Minha reação atormenta sua expressão por um segundo.
— Sr. Jeon? — Ele murmura com um cinismo latente em cada sílaba. Até isso, nele, é atraente. COMO? — Como sabe quem eu sou? Estou de máscara. Você me conhece assim tão bem...? — Seus olhos se estreitam e a mão desce por meu braço, até o pulso. O Sr. Sexy-Esnobe o ergue até a altura de seu rosto e nem precisa aproximá-lo de seu faro. — Ah... Pólvora. — Jeon respira por entre os dentes. — Então, era você mesma, Policial. Estive te procurando por toda parte.
Merda.
— Pra quê? — Resmungo e volto a fitá-lo nos olhos.
— Queria saber se você era tão gostosa quanto eu fantasiei, desde que o delegado me disse que você me protegeria.
— Ah, é? Ele te falou isso?
— Falou. — Ele assente com o mesmo cinismo de antes, ainda mais provocante.
— E o que mais ele te falou?
— Que você seria uma Ômega... — Ele olha ao seu redor e sorri, se aproximando mais um pouco, para murmurar em meu ouvido: — Posso sentir seu cheiro, policial. E eu sei que cheiro é esse. Você está tão molhada que quase posso sentir escorrer pela sua perna. — Meu sexo pulsa ao ouvi-lo dizer isso e eu reviro os olhos nas órbitas. Preciso me conter para não agarrá-lo aqui, na frente de todo mundo.
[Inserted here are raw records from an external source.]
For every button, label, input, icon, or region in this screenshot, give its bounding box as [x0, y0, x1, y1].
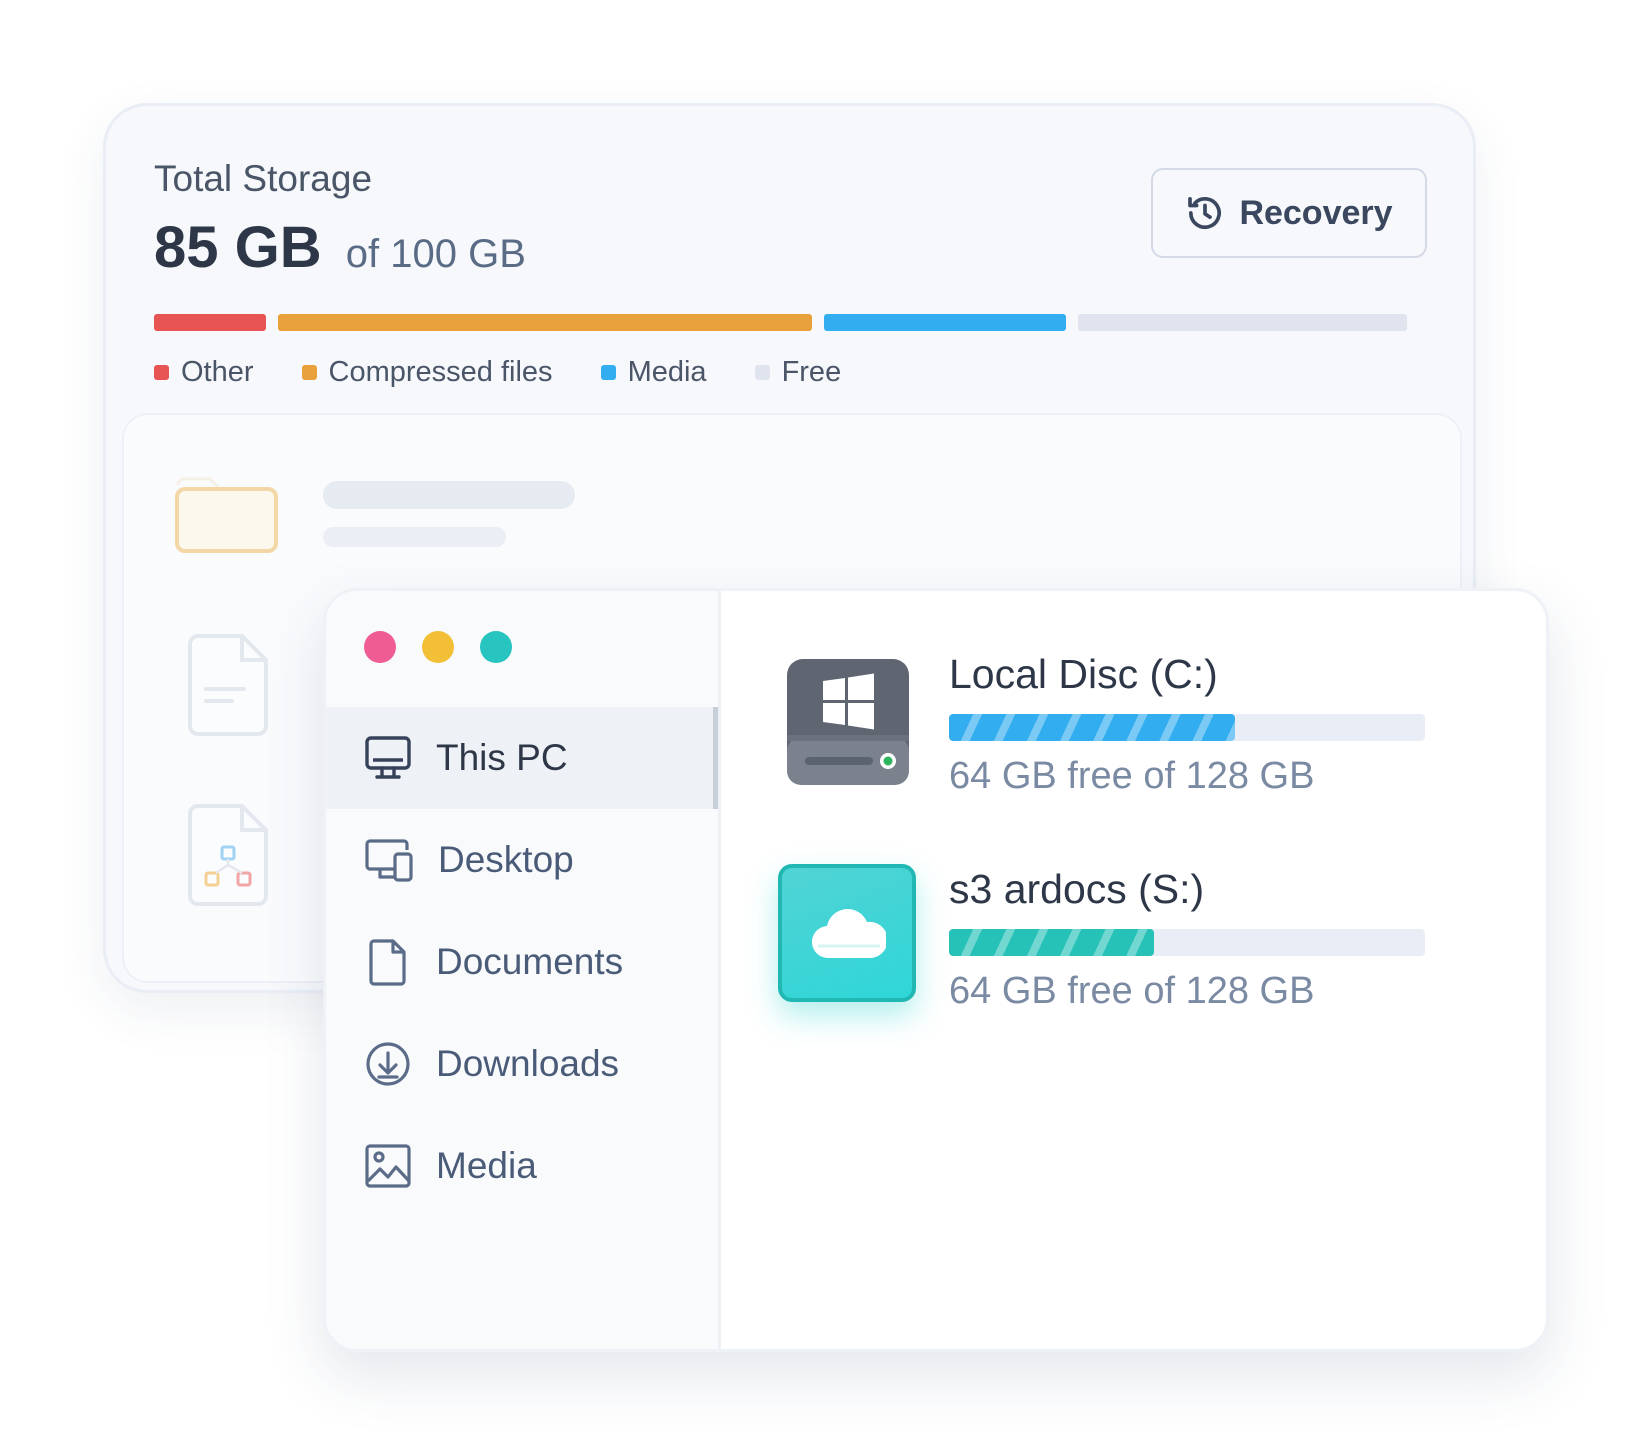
legend-item: Free: [754, 356, 842, 389]
legend-item: Compressed files: [301, 356, 553, 389]
drive-usage-fill: [949, 929, 1154, 956]
minimize-button[interactable]: [422, 631, 454, 663]
storage-segment-other: [154, 314, 266, 331]
cloud-drive-icon: [778, 864, 916, 1002]
sidebar-item-label: Desktop: [438, 839, 574, 880]
sidebar-item-media[interactable]: Media: [326, 1115, 718, 1217]
folder-icon: [175, 477, 278, 553]
legend-item: Media: [600, 356, 707, 389]
legend-label: Compressed files: [328, 356, 553, 388]
history-icon: [1188, 197, 1222, 230]
recovery-label: Recovery: [1239, 193, 1393, 232]
storage-segment-media: [823, 314, 1066, 331]
legend-label: Other: [181, 356, 254, 388]
sidebar-item-label: Documents: [436, 941, 624, 982]
close-button[interactable]: [364, 631, 396, 663]
devices-icon: [365, 839, 413, 882]
shared-document-icon: [188, 804, 268, 906]
download-icon: [366, 1042, 410, 1086]
storage-segment-free: [1078, 314, 1408, 331]
sidebar: This PC Desktop Documents Downloads Medi…: [326, 591, 721, 1349]
sidebar-item-desktop[interactable]: Desktop: [326, 809, 718, 911]
drive-free-space: 64 GB free of 128 GB: [949, 755, 1315, 797]
storage-usage-bar: [154, 314, 1432, 331]
drive-usage-bar: [949, 714, 1425, 741]
legend-item: Other: [154, 356, 254, 389]
legend-label: Free: [781, 356, 842, 388]
explorer-window: This PC Desktop Documents Downloads Medi…: [323, 588, 1549, 1352]
image-icon: [365, 1144, 411, 1188]
sidebar-item-label: Media: [436, 1145, 537, 1186]
drive-usage-fill: [949, 714, 1235, 741]
window-controls: [364, 631, 512, 663]
storage-total: of 100 GB: [345, 232, 526, 276]
sidebar-item-this-pc[interactable]: This PC: [326, 707, 718, 809]
sidebar-item-downloads[interactable]: Downloads: [326, 1013, 718, 1115]
recovery-button[interactable]: Recovery: [1151, 168, 1427, 258]
legend-swatch: [301, 365, 317, 380]
legend-label: Media: [627, 356, 707, 388]
drive-cloud-s[interactable]: s3 ardocs (S:) 64 GB free of 128 GB: [778, 864, 1485, 1022]
legend-swatch: [754, 365, 770, 380]
maximize-button[interactable]: [480, 631, 512, 663]
storage-used-value: 85 GB: [154, 215, 322, 280]
sidebar-item-label: This PC: [436, 737, 568, 778]
drive-local-c[interactable]: Local Disc (C:) 64 GB free of 128 GB: [785, 651, 1485, 807]
sidebar-nav: This PC Desktop Documents Downloads Medi…: [326, 707, 718, 1217]
legend-swatch: [600, 365, 616, 380]
placeholder-line: [323, 481, 575, 509]
storage-title: Total Storage: [154, 158, 373, 199]
windows-drive-icon: [787, 659, 909, 785]
sidebar-item-label: Downloads: [436, 1043, 620, 1084]
storage-segment-compressed-files: [277, 314, 812, 331]
sidebar-item-documents[interactable]: Documents: [326, 911, 718, 1013]
document-icon: [188, 634, 268, 736]
storage-legend: Other Compressed files Media Free: [154, 356, 841, 389]
monitor-icon: [365, 736, 411, 779]
drive-free-space: 64 GB free of 128 GB: [949, 970, 1315, 1012]
legend-swatch: [154, 365, 169, 380]
drive-usage-bar: [949, 929, 1425, 956]
storage-used: 85 GB of 100 GB: [154, 214, 526, 281]
drive-name: Local Disc (C:): [949, 651, 1218, 697]
placeholder-line: [323, 527, 506, 547]
drive-name: s3 ardocs (S:): [949, 866, 1205, 912]
document-icon: [369, 939, 406, 986]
Só o que não consigo controlar é o fluxo de lubrificação que aquece e umedece meu sexo. Por que ele tinha que ser tão obsceno?
— E o que você achou? Sou como nas suas fantasias? — Rebato com uma pergunta, para fugir do assunto molhado. — Ou se decepcionou?
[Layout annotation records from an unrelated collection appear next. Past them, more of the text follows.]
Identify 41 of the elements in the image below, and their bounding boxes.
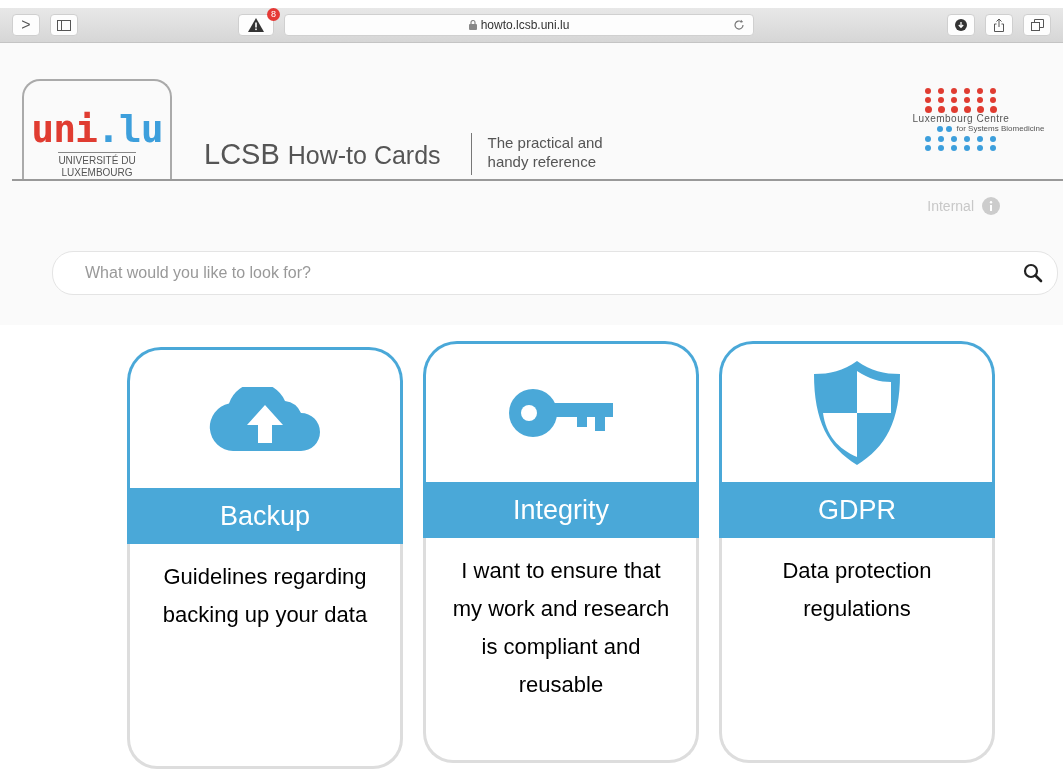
card-description: Guidelines regarding backing up your data: [127, 544, 403, 769]
topic-card[interactable]: GDPR Data protection regulations: [719, 341, 995, 763]
search-input[interactable]: What would you like to look for?: [83, 263, 1023, 283]
key-icon: [509, 387, 613, 439]
dots-icon: [937, 125, 954, 132]
topic-card[interactable]: Integrity I want to ensure that my work and research is compliant and reusable: [423, 341, 699, 763]
notification-badge: 8: [267, 8, 280, 21]
search-icon[interactable]: [1023, 263, 1043, 283]
search-field[interactable]: What would you like to look for?: [52, 251, 1058, 295]
dots-icon: [925, 136, 997, 151]
university-logo: uni.lu: [31, 110, 163, 148]
reload-icon[interactable]: [733, 19, 745, 31]
logo-caption: UNIVERSITÉ DU LUXEMBOURG: [58, 152, 136, 179]
download-icon: [955, 19, 967, 31]
dots-icon: [925, 88, 997, 113]
info-icon: [982, 197, 1000, 215]
warning-icon: [247, 17, 265, 33]
site-brand: LCSB: [204, 138, 280, 171]
share-button[interactable]: [985, 14, 1013, 36]
cloud-upload-icon: [209, 387, 321, 451]
partner-name: Luxembourg Centre: [912, 113, 1010, 124]
shield-icon: [814, 361, 900, 465]
card-title: Integrity: [423, 482, 699, 538]
lock-icon: [468, 20, 477, 30]
card-description: Data protection regulations: [719, 538, 995, 763]
tabs-icon: [1030, 19, 1044, 31]
site-tagline: The practical and handy reference: [487, 133, 603, 171]
sidebar-icon: [57, 19, 71, 31]
share-icon: [993, 18, 1005, 32]
url-text: howto.lcsb.uni.lu: [480, 18, 570, 32]
card-title: GDPR: [719, 482, 995, 538]
card-title: Backup: [127, 488, 403, 544]
back-button[interactable]: >: [12, 14, 40, 36]
partner-subtitle: for Systems Biomedicine: [956, 124, 1045, 133]
site-title: How-to Cards: [287, 141, 441, 170]
download-button[interactable]: [947, 14, 975, 36]
sidebar-button[interactable]: [50, 14, 78, 36]
topic-card[interactable]: Backup Guidelines regarding backing up your data: [127, 347, 403, 769]
address-bar[interactable]: howto.lcsb.uni.lu: [284, 14, 754, 36]
card-description: I want to ensure that my work and research is compliant and reusable: [423, 538, 699, 763]
tabs-button[interactable]: [1023, 14, 1051, 36]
— Posso te dar a resposta mais educada que consigo produzir, ou posso te falar o que eu achei de você. O que você escolhe?
Meus lábios tremem.
— A resposta educada, oras.
Jeon Jungkook se refestela com minha resposta e solta meu punho. Ele me segura pelos ombros e me vira de frente para ele. Aproxima-se o suficiente para que eu possa sentir seu quadril contra o meu. Seus olhos nunca abandonam os meus, e ele se aproveita da pouca luz onde estamos para pressionar sua pélvis em meu ventre. Sinto sua ereção pulsar sob todas as roupas que vestimos e arregalo os olhos. Meu sexo se contrai, quente e desejoso, expulsando mais do líquido que me lubrifica. Eu preciso sentir isso mais perto.
Minha respiração se descompassa e eu engulo em seco.
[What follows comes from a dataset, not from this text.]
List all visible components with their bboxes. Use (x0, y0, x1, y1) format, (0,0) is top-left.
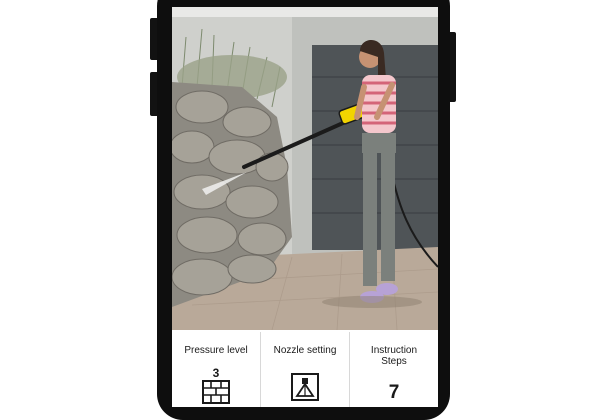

— E essa é a resposta educada? O que você ia me dizer? — Arqueio a sobrancelha, com a garganta seca. Minha reação o diverte, e ele dá de ombros.
— Que eu estou no cio, e que eu passei o dia todo pensando em você e batendo...
Suas palavras são entrecortadas por uma queda na força de energia e eu fico em estado de alerta. Uma gritaria generalizada começa a infernizar minha audição e todos os ocupantes do salão correm para todo lado, desesperados. Minha primeira reação é de me empertigar. Puxo a arma que jaz em minha coxa e procuro Jeon, mas sinto-o crescer sobre mim, em uma tentativa de me proteger. Ah, vá. Empurro-o e ergo o olhar até ele, que vê a arma que eu empunho.
— Você está... Armada?
— Claro. Como eu te protegeria?! Fica atrás de mim. — Aponto para minhas costas e sinto algo se mover à minha direita.
É minha hora de agir.
Alguém se move pronto para me golpear, mas eu o impeço. Esquivo-me do golpe e empurro o punho fechado. Deve ser um homem. Ele investe novamente contra mim, no escuro. A gritaria atrapalha meus instintos, mas eu sou mais rápida que o desconhecido corpulento. Hoje, não, querido. Ninguém vai machucar Jeon Jungkook no meu turno como guarda-costas. Rodopio rapidamente ao redor dele e bato a coronha da pistola em um ponto específico de sua nuca. O corpo cai pesado e desacordado no chão.
Mesmo com a visão e a audição prejudicadas, sei o que fazer. Preciso proteger o Sr. Sexy-Esnobe, antes que seja tarde demais.
— Vou te levar a um lugar seguro! — Grito para ele e agarro sua mão.
Ele aperta os dedos nos meus e eu o puxo para fora do salão.